I have long noticed the absence of this phrase outside of self-consciously Christian circles. The world at large contents itself with half-reconciliations. "I'm sorry," followed by, "Don't worry about it." "No problem!" "We're cool." It seems to me that the Christian worldview is unique in insisting on a full-fledged, judicial, transactional forgiveness. ​There is something, it seems, that naturally offends our sensibilities about having to say those words: "Will you forgive me?" It is an acknowledgment that somebody must bear the burden. The hurt and pain is real, and requires recompense.

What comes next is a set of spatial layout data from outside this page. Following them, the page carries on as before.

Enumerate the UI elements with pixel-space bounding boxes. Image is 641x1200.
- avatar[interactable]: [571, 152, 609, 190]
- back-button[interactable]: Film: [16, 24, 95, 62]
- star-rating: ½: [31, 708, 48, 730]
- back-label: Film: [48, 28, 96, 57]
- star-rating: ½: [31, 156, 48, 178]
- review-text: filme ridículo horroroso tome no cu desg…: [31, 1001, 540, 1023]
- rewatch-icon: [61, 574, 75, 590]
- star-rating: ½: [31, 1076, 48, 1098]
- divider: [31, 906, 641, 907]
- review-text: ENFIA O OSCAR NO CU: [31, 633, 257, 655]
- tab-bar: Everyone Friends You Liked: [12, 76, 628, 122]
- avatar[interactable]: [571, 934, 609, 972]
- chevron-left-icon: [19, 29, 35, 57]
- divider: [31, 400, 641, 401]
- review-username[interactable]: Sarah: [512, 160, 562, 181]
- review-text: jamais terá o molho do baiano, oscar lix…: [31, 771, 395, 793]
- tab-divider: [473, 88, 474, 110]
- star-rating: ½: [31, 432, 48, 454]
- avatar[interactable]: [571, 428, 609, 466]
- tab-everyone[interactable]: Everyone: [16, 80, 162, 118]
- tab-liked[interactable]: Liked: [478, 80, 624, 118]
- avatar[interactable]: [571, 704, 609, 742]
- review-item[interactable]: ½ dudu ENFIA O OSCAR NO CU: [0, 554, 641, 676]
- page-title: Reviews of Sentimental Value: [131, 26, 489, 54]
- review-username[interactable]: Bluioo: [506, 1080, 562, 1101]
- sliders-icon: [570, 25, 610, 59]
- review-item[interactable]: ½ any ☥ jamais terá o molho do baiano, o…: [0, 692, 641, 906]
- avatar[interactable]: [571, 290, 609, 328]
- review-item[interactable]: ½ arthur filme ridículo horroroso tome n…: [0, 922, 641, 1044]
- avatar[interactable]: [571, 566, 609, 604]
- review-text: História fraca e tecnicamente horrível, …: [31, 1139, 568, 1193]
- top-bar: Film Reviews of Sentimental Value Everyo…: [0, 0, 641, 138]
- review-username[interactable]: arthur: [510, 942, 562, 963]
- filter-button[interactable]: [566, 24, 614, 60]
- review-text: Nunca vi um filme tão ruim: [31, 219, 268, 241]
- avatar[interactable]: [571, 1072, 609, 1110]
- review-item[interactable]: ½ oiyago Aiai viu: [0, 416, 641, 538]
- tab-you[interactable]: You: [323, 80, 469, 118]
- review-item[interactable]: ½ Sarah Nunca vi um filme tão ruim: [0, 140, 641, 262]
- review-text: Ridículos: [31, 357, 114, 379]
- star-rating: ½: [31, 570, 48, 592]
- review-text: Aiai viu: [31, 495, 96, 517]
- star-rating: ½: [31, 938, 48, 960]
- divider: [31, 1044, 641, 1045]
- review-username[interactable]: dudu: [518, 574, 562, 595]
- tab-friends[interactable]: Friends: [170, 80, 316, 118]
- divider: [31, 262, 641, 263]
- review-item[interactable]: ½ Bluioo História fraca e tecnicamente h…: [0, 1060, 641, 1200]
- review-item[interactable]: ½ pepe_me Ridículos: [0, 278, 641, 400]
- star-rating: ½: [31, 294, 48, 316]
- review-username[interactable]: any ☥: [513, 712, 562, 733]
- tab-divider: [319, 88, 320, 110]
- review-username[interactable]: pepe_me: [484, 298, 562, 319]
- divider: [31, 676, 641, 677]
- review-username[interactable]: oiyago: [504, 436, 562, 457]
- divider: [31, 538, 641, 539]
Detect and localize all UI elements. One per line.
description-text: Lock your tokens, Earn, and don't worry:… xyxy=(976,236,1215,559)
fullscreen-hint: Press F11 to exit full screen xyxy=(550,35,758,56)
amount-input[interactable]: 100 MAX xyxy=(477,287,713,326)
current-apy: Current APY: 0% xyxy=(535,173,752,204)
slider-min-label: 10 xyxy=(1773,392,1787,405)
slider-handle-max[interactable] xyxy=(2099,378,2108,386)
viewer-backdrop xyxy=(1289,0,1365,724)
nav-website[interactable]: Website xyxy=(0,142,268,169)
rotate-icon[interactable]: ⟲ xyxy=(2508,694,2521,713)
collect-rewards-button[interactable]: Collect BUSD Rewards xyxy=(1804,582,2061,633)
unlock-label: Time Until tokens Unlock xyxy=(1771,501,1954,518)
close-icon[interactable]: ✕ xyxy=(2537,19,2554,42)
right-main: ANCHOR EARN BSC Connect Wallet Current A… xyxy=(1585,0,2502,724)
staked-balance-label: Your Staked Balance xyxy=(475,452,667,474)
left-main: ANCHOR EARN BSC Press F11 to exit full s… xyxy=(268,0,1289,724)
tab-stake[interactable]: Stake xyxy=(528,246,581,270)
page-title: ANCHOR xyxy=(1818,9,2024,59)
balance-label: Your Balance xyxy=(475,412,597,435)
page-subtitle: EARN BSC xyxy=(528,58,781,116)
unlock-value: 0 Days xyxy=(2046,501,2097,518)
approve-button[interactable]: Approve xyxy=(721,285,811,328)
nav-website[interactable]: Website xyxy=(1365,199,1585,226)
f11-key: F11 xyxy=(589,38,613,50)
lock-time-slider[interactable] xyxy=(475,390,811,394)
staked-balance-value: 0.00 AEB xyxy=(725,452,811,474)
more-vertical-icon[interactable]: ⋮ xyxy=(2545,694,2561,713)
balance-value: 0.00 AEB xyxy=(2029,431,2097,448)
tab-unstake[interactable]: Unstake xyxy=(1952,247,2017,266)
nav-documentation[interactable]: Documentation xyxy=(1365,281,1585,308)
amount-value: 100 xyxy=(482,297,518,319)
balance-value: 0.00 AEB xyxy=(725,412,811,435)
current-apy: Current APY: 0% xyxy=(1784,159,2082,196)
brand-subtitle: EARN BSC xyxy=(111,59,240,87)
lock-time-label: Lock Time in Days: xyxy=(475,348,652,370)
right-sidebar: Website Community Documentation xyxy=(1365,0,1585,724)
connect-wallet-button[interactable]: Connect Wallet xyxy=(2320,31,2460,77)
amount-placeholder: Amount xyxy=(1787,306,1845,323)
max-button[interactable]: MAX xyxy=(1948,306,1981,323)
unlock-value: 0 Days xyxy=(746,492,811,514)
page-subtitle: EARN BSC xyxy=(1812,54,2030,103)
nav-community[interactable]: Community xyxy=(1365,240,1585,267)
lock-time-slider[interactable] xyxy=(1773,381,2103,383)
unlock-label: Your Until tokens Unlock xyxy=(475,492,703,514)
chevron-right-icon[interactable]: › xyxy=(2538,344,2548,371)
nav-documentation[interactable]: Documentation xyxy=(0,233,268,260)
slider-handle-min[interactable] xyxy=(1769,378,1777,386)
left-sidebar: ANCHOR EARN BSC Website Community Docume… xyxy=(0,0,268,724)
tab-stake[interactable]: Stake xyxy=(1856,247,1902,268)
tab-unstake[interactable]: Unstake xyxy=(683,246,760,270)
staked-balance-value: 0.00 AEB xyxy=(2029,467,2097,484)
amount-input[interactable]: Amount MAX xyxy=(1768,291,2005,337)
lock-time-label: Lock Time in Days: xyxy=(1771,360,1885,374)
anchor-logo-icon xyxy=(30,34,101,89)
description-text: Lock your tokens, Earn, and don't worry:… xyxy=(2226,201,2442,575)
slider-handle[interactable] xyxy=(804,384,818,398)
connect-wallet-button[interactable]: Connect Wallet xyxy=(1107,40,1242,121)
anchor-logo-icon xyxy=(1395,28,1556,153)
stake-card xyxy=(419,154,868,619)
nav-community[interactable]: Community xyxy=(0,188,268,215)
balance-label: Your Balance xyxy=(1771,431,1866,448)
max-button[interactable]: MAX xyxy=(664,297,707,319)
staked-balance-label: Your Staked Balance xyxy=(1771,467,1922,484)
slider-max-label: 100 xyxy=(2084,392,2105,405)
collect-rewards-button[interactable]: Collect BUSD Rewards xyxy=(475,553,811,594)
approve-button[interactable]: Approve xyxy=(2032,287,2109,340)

Real alienation cannot be smoothed over with platitudes, and maybe we just don't want to look at real alienation in the face and call it what it is. An interpersonal, "Will you forgive me?" is just loaded with transcendent echoes that we prefer not to acknowledge. For if our actions toward our fellow beings require an active, affirmative response of forgiveness, an "I will bear the burden for your sake," and we find even that hard to accept, then what must God require of us?

The world knows of karma. It knows of "live and let live." It knows of "Don't worry about it." It does not know forgiveness. The absence of that word in the cinematic reconciliation last night was deafening in its silence. Christianity is unique in many ways, but nowhere more than in this. Only in Christianity will you find a Cross, a "crux," a place of pure alienation, a place of actual burdens borne, a fully satisfied transaction of reconciliation, an "It is finished."

In the ears of the world, Christianity is a foreign tongue. "Will you forgive me?" seems a particularly untranslatable phrase, so they've dispensed with it altogether. In truth, you need an immersion experience to truly understand it. But what a liberating immersion! Learn and know the forgiveness of God in Christ, and reconciliation with one another becomes second nature. And its absence will strike you as so incomplete you will sit in movie theaters stunned by how hollow relationships are without it.